Quarter 1$701.00 $8.28$70.00$2.17

2 752.50 8.11 80.05 2.14

3 850.5210.30 90.80 2.01

4 953.75 9.81 100.50 2.01

5 1,047.57 12.05 99.14 1.87

6 1,221.70 14.17 95.50 1.81

7 1,443.90 17.18 93.77 1.79

8 1,263.31 14.91 80.31 1.54

9 1,258.56 13.84 77.34 1.49

10 1,526.72 18.32 76.53 1.44

11 1,616.81 19.73 78.42 1.51

12 1,624.08 19.98 79.01 1.53

13 1,560.25 18.88 81.75 1.55

a.)Calculate the quarterly HPR for each investment.

b.)Calculate the arithmetic mean HPR, the standard deviation of the HPRs, and the geometric mean for each fund. Which fund contained more risk per unit of return?

c.)Was there any correlation between returns on the ET&T fund and MREAF?

d.)Would a portfolio that contained equal amounts of ET&T securities and MREAF have provided any investment diversification? Why?

e.)Optional. Assume each investment could have been combined in a portfolio with weights ranging from 0 percent to 100 percent. What pattern of risk and return would result if each investment were added (deleted) in increments of 10 percent (remember that the sum of the two proportions must always sum to 100%)?

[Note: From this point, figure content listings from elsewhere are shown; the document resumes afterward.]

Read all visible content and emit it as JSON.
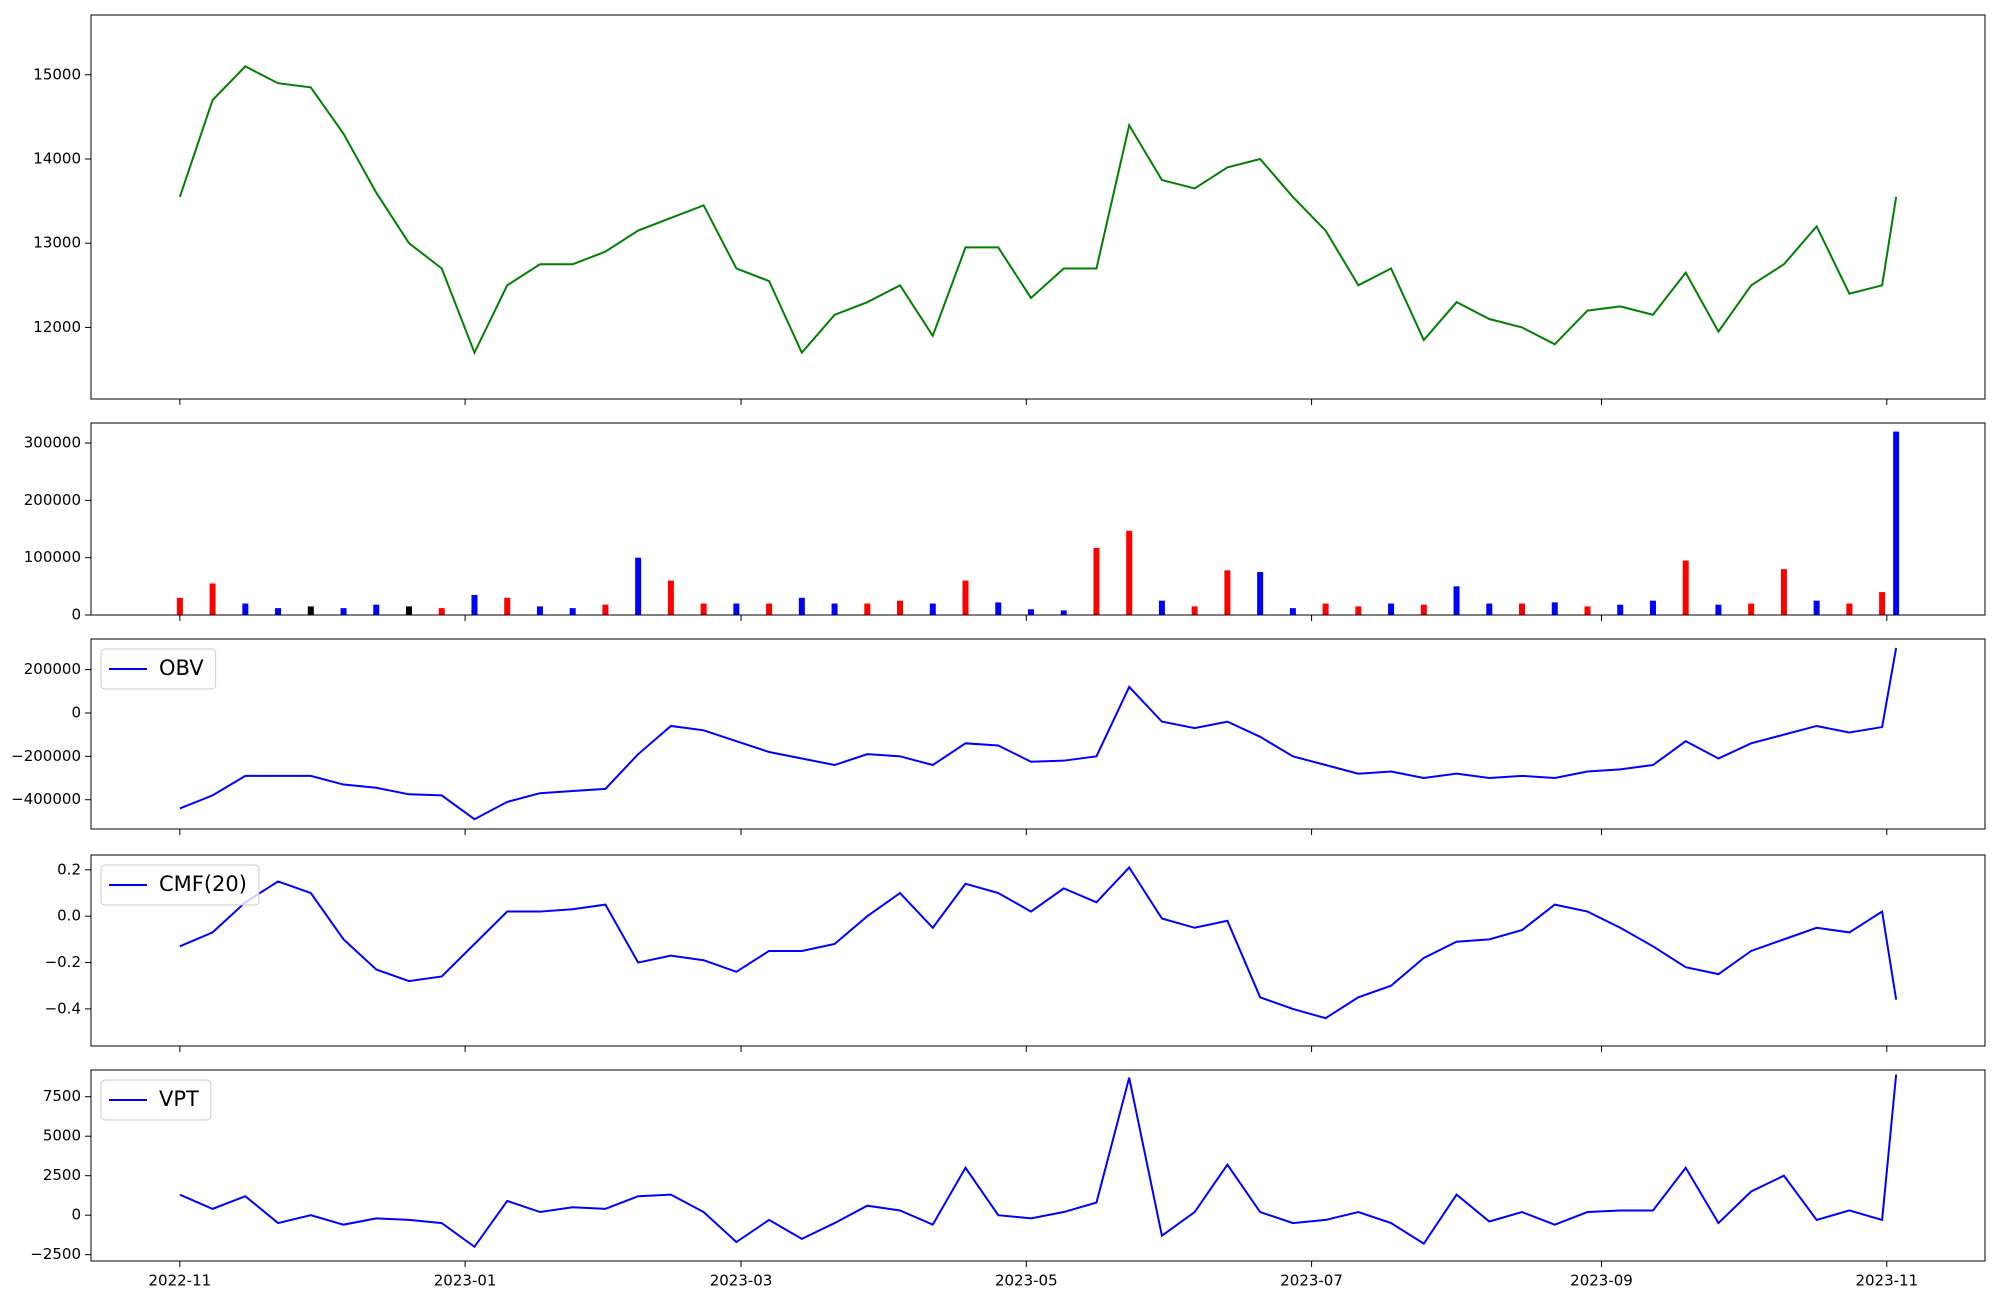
{
  "chart_data": [
    {
      "type": "line",
      "x": [
        "2022-11-01",
        "2022-11-08",
        "2022-11-15",
        "2022-11-22",
        "2022-11-29",
        "2022-12-06",
        "2022-12-13",
        "2022-12-20",
        "2022-12-27",
        "2023-01-03",
        "2023-01-10",
        "2023-01-17",
        "2023-01-24",
        "2023-01-31",
        "2023-02-07",
        "2023-02-14",
        "2023-02-21",
        "2023-02-28",
        "2023-03-07",
        "2023-03-14",
        "2023-03-21",
        "2023-03-28",
        "2023-04-04",
        "2023-04-11",
        "2023-04-18",
        "2023-04-25",
        "2023-05-02",
        "2023-05-09",
        "2023-05-16",
        "2023-05-23",
        "2023-05-30",
        "2023-06-06",
        "2023-06-13",
        "2023-06-20",
        "2023-06-27",
        "2023-07-04",
        "2023-07-11",
        "2023-07-18",
        "2023-07-25",
        "2023-08-01",
        "2023-08-08",
        "2023-08-15",
        "2023-08-22",
        "2023-08-29",
        "2023-09-05",
        "2023-09-12",
        "2023-09-19",
        "2023-09-26",
        "2023-10-03",
        "2023-10-10",
        "2023-10-17",
        "2023-10-24",
        "2023-10-31",
        "2023-11-03"
      ],
      "series": [
        {
          "color": "#008000",
          "values": [
            13550,
            14700,
            15100,
            14900,
            14850,
            14300,
            13600,
            13000,
            12700,
            11700,
            12500,
            12750,
            12750,
            12900,
            13150,
            13300,
            13450,
            12700,
            12550,
            11700,
            12150,
            12300,
            12500,
            11900,
            12950,
            12950,
            12350,
            12700,
            12700,
            14400,
            13750,
            13650,
            13900,
            14000,
            13550,
            13150,
            12500,
            12700,
            11850,
            12300,
            12100,
            12000,
            11800,
            12200,
            12250,
            12150,
            12650,
            11950,
            12500,
            12750,
            13200,
            12400,
            12500,
            13550
          ]
        }
      ],
      "xlim": [
        "2022-10-13",
        "2023-11-22"
      ],
      "ylim": [
        11150,
        15710
      ],
      "yticks": [
        12000,
        13000,
        14000,
        15000
      ]
    },
    {
      "type": "bar",
      "x": [
        "2022-11-01",
        "2022-11-08",
        "2022-11-15",
        "2022-11-22",
        "2022-11-29",
        "2022-12-06",
        "2022-12-13",
        "2022-12-20",
        "2022-12-27",
        "2023-01-03",
        "2023-01-10",
        "2023-01-17",
        "2023-01-24",
        "2023-01-31",
        "2023-02-07",
        "2023-02-14",
        "2023-02-21",
        "2023-02-28",
        "2023-03-07",
        "2023-03-14",
        "2023-03-21",
        "2023-03-28",
        "2023-04-04",
        "2023-04-11",
        "2023-04-18",
        "2023-04-25",
        "2023-05-02",
        "2023-05-09",
        "2023-05-16",
        "2023-05-23",
        "2023-05-30",
        "2023-06-06",
        "2023-06-13",
        "2023-06-20",
        "2023-06-27",
        "2023-07-04",
        "2023-07-11",
        "2023-07-18",
        "2023-07-25",
        "2023-08-01",
        "2023-08-08",
        "2023-08-15",
        "2023-08-22",
        "2023-08-29",
        "2023-09-05",
        "2023-09-12",
        "2023-09-19",
        "2023-09-26",
        "2023-10-03",
        "2023-10-10",
        "2023-10-17",
        "2023-10-24",
        "2023-10-31",
        "2023-11-03"
      ],
      "series": [
        {
          "values": [
            30000,
            55000,
            20000,
            12000,
            15000,
            12000,
            18000,
            15000,
            12000,
            35000,
            30000,
            15000,
            12000,
            18000,
            100000,
            60000,
            20000,
            20000,
            20000,
            30000,
            20000,
            20000,
            25000,
            20000,
            60000,
            22000,
            10000,
            8000,
            117000,
            147000,
            25000,
            15000,
            78000,
            75000,
            12000,
            20000,
            15000,
            20000,
            18000,
            50000,
            20000,
            20000,
            22000,
            15000,
            18000,
            25000,
            95000,
            18000,
            20000,
            80000,
            25000,
            20000,
            40000,
            320000
          ],
          "colors": [
            "#ff0000",
            "#ff0000",
            "#0000ff",
            "#0000ff",
            "#000000",
            "#0000ff",
            "#0000ff",
            "#000000",
            "#ff0000",
            "#0000ff",
            "#ff0000",
            "#0000ff",
            "#0000ff",
            "#ff0000",
            "#0000ff",
            "#ff0000",
            "#ff0000",
            "#0000ff",
            "#ff0000",
            "#0000ff",
            "#0000ff",
            "#ff0000",
            "#ff0000",
            "#0000ff",
            "#ff0000",
            "#0000ff",
            "#0000ff",
            "#0000ff",
            "#ff0000",
            "#ff0000",
            "#0000ff",
            "#ff0000",
            "#ff0000",
            "#0000ff",
            "#0000ff",
            "#ff0000",
            "#ff0000",
            "#0000ff",
            "#ff0000",
            "#0000ff",
            "#0000ff",
            "#ff0000",
            "#0000ff",
            "#ff0000",
            "#0000ff",
            "#0000ff",
            "#ff0000",
            "#0000ff",
            "#ff0000",
            "#ff0000",
            "#0000ff",
            "#ff0000",
            "#ff0000",
            "#0000ff"
          ]
        }
      ],
      "xlim": [
        "2022-10-13",
        "2023-11-22"
      ],
      "ylim": [
        0,
        335000
      ],
      "yticks": [
        0,
        100000,
        200000,
        300000
      ]
    },
    {
      "type": "line",
      "x": [
        "2022-11-01",
        "2022-11-08",
        "2022-11-15",
        "2022-11-22",
        "2022-11-29",
        "2022-12-06",
        "2022-12-13",
        "2022-12-20",
        "2022-12-27",
        "2023-01-03",
        "2023-01-10",
        "2023-01-17",
        "2023-01-24",
        "2023-01-31",
        "2023-02-07",
        "2023-02-14",
        "2023-02-21",
        "2023-02-28",
        "2023-03-07",
        "2023-03-14",
        "2023-03-21",
        "2023-03-28",
        "2023-04-04",
        "2023-04-11",
        "2023-04-18",
        "2023-04-25",
        "2023-05-02",
        "2023-05-09",
        "2023-05-16",
        "2023-05-23",
        "2023-05-30",
        "2023-06-06",
        "2023-06-13",
        "2023-06-20",
        "2023-06-27",
        "2023-07-04",
        "2023-07-11",
        "2023-07-18",
        "2023-07-25",
        "2023-08-01",
        "2023-08-08",
        "2023-08-15",
        "2023-08-22",
        "2023-08-29",
        "2023-09-05",
        "2023-09-12",
        "2023-09-19",
        "2023-09-26",
        "2023-10-03",
        "2023-10-10",
        "2023-10-17",
        "2023-10-24",
        "2023-10-31",
        "2023-11-03"
      ],
      "series": [
        {
          "name": "OBV",
          "color": "#0000ff",
          "values": [
            -440000,
            -380000,
            -290000,
            -290000,
            -290000,
            -330000,
            -345000,
            -375000,
            -380000,
            -490000,
            -410000,
            -370000,
            -360000,
            -350000,
            -190000,
            -60000,
            -80000,
            -130000,
            -180000,
            -210000,
            -240000,
            -190000,
            -200000,
            -240000,
            -140000,
            -150000,
            -225000,
            -220000,
            -200000,
            120000,
            -40000,
            -70000,
            -40000,
            -110000,
            -200000,
            -240000,
            -280000,
            -270000,
            -300000,
            -280000,
            -300000,
            -290000,
            -300000,
            -270000,
            -260000,
            -240000,
            -130000,
            -210000,
            -140000,
            -100000,
            -60000,
            -90000,
            -65000,
            300000
          ]
        }
      ],
      "xlim": [
        "2022-10-13",
        "2023-11-22"
      ],
      "ylim": [
        -535000,
        341000
      ],
      "legend": "upper left",
      "yticks": [
        {
          "value": -400000,
          "label": "−400000"
        },
        {
          "value": -200000,
          "label": "−200000"
        },
        0,
        200000
      ]
    },
    {
      "type": "line",
      "x": [
        "2022-11-01",
        "2022-11-08",
        "2022-11-15",
        "2022-11-22",
        "2022-11-29",
        "2022-12-06",
        "2022-12-13",
        "2022-12-20",
        "2022-12-27",
        "2023-01-03",
        "2023-01-10",
        "2023-01-17",
        "2023-01-24",
        "2023-01-31",
        "2023-02-07",
        "2023-02-14",
        "2023-02-21",
        "2023-02-28",
        "2023-03-07",
        "2023-03-14",
        "2023-03-21",
        "2023-03-28",
        "2023-04-04",
        "2023-04-11",
        "2023-04-18",
        "2023-04-25",
        "2023-05-02",
        "2023-05-09",
        "2023-05-16",
        "2023-05-23",
        "2023-05-30",
        "2023-06-06",
        "2023-06-13",
        "2023-06-20",
        "2023-06-27",
        "2023-07-04",
        "2023-07-11",
        "2023-07-18",
        "2023-07-25",
        "2023-08-01",
        "2023-08-08",
        "2023-08-15",
        "2023-08-22",
        "2023-08-29",
        "2023-09-05",
        "2023-09-12",
        "2023-09-19",
        "2023-09-26",
        "2023-10-03",
        "2023-10-10",
        "2023-10-17",
        "2023-10-24",
        "2023-10-31",
        "2023-11-03"
      ],
      "series": [
        {
          "name": "CMF(20)",
          "color": "#0000ff",
          "values": [
            -0.13,
            -0.07,
            0.06,
            0.15,
            0.1,
            -0.1,
            -0.23,
            -0.28,
            -0.26,
            -0.12,
            0.02,
            0.02,
            0.03,
            0.05,
            -0.2,
            -0.17,
            -0.19,
            -0.24,
            -0.15,
            -0.15,
            -0.12,
            0.0,
            0.1,
            -0.05,
            0.14,
            0.1,
            0.02,
            0.12,
            0.06,
            0.21,
            -0.01,
            -0.05,
            -0.02,
            -0.35,
            -0.4,
            -0.44,
            -0.35,
            -0.3,
            -0.18,
            -0.11,
            -0.1,
            -0.06,
            0.05,
            0.02,
            -0.05,
            -0.13,
            -0.22,
            -0.25,
            -0.15,
            -0.1,
            -0.05,
            -0.07,
            0.02,
            -0.36
          ]
        }
      ],
      "xlim": [
        "2022-10-13",
        "2023-11-22"
      ],
      "ylim": [
        -0.56,
        0.264
      ],
      "legend": "upper left",
      "yticks": [
        {
          "value": -0.4,
          "label": "−0.4"
        },
        {
          "value": -0.2,
          "label": "−0.2"
        },
        {
          "value": 0,
          "label": "0.0"
        },
        0.2
      ]
    },
    {
      "type": "line",
      "x": [
        "2022-11-01",
        "2022-11-08",
        "2022-11-15",
        "2022-11-22",
        "2022-11-29",
        "2022-12-06",
        "2022-12-13",
        "2022-12-20",
        "2022-12-27",
        "2023-01-03",
        "2023-01-10",
        "2023-01-17",
        "2023-01-24",
        "2023-01-31",
        "2023-02-07",
        "2023-02-14",
        "2023-02-21",
        "2023-02-28",
        "2023-03-07",
        "2023-03-14",
        "2023-03-21",
        "2023-03-28",
        "2023-04-04",
        "2023-04-11",
        "2023-04-18",
        "2023-04-25",
        "2023-05-02",
        "2023-05-09",
        "2023-05-16",
        "2023-05-23",
        "2023-05-30",
        "2023-06-06",
        "2023-06-13",
        "2023-06-20",
        "2023-06-27",
        "2023-07-04",
        "2023-07-11",
        "2023-07-18",
        "2023-07-25",
        "2023-08-01",
        "2023-08-08",
        "2023-08-15",
        "2023-08-22",
        "2023-08-29",
        "2023-09-05",
        "2023-09-12",
        "2023-09-19",
        "2023-09-26",
        "2023-10-03",
        "2023-10-10",
        "2023-10-17",
        "2023-10-24",
        "2023-10-31",
        "2023-11-03"
      ],
      "series": [
        {
          "name": "VPT",
          "color": "#0000ff",
          "values": [
            1300,
            400,
            1200,
            -500,
            0,
            -600,
            -200,
            -300,
            -500,
            -2000,
            900,
            200,
            500,
            400,
            1200,
            1300,
            200,
            -1700,
            -300,
            -1500,
            -500,
            600,
            300,
            -600,
            3000,
            0,
            -200,
            200,
            800,
            8700,
            -1300,
            200,
            3200,
            200,
            -500,
            -300,
            200,
            -500,
            -1800,
            1300,
            -400,
            200,
            -600,
            200,
            300,
            300,
            3000,
            -500,
            1500,
            2500,
            -300,
            300,
            -300,
            8900
          ]
        }
      ],
      "xlim": [
        "2022-10-13",
        "2023-11-22"
      ],
      "ylim": [
        -2900,
        9190
      ],
      "legend": "upper left",
      "yticks": [
        {
          "value": -2500,
          "label": "−2500"
        },
        0,
        2500,
        5000,
        7500
      ],
      "xticks": [
        {
          "value": "2022-11-01",
          "label": "2022-11"
        },
        {
          "value": "2023-01-01",
          "label": "2023-01"
        },
        {
          "value": "2023-03-01",
          "label": "2023-03"
        },
        {
          "value": "2023-05-01",
          "label": "2023-05"
        },
        {
          "value": "2023-07-01",
          "label": "2023-07"
        },
        {
          "value": "2023-09-01",
          "label": "2023-09"
        },
        {
          "value": "2023-11-01",
          "label": "2023-11"
        }
      ]
    }
  ]
}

What combination of securities would have constituted the “efficient frontier” (if any)?

f.)If the manager of ET&T is considering making an investment in MREAF, of what use is this analysis?

Problem 22-2:Suppose the correlation between NCREIF and the S&P 500 is −20 percent. How does this change the standard deviation of the portfolio when 50 percent of the portfolio is allocated to each investment?